Novo Nordisk A/S (0QIU) announced topline results from HIBISCUS, a 52‑week pivotal phase 3 trial of once‑daily oral etavopivat in 385 people aged 12 and over with sickle cell disease. The trial met both co‑primary endpoints: etavopivat lowered the annualised rate of vaso‑occlusive crises (VOCs) by 27% versus placebo and extended median time to first VOC to 38.4 weeks from 20.9 weeks on placebo.
Haemoglobin response was markedly superior: 48.7% of treated patients achieved an Hb increase greater than 1g/dL at week 24 versus 7.2% with placebo, an adjusted rate difference of 41.2%. An exploratory analysis also showed a significant reduction in transfusion risk.
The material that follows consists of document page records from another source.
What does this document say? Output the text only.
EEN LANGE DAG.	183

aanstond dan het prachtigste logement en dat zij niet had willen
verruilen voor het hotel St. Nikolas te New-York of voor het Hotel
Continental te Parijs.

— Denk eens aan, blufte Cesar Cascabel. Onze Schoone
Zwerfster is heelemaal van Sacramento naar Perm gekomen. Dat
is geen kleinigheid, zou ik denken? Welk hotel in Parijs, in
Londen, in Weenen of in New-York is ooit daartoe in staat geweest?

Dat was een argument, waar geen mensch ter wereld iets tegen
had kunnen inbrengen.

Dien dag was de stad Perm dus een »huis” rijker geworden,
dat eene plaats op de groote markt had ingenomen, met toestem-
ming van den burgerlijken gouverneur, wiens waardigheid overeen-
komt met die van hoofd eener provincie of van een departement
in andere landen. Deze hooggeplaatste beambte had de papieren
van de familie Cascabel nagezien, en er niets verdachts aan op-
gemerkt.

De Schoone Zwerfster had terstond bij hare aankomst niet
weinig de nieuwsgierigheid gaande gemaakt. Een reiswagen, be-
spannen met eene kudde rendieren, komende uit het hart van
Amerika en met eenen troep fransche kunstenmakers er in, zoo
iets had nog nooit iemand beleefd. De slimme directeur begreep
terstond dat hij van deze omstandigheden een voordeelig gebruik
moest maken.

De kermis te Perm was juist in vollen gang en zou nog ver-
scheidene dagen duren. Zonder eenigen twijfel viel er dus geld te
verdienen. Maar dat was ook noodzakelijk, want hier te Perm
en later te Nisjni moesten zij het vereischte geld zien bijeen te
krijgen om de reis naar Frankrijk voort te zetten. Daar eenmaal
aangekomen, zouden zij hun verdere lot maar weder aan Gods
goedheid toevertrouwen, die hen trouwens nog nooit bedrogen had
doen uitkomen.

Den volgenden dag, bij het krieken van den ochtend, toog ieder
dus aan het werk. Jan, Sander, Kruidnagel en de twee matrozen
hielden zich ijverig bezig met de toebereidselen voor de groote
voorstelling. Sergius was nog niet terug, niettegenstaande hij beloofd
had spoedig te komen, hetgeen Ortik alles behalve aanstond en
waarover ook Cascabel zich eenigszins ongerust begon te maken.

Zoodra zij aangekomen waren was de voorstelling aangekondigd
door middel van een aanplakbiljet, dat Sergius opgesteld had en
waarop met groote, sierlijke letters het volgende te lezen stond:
Novo Nordisk said the topline safety profile was consistent with earlier studies.
Etavopivat, an oral PKR activator acquired with Forma Therapeutics in 2022, is being positioned as a disease‑modifying therapy. Novo Nordisk plans to submit for the first regulatory approval of etavopivat in the second half of 2026 and will present detailed HIBISCUS data at a scientific conference in 2026.
“Sickle cell disease severely impacts the lives of millions of people. We are very excited that etavopivat has the potential to be a first and best-in-class therapy and transform the lives of people with sickle cell disease, who currently have limited therapeutic options,” Martin Holst Lange said.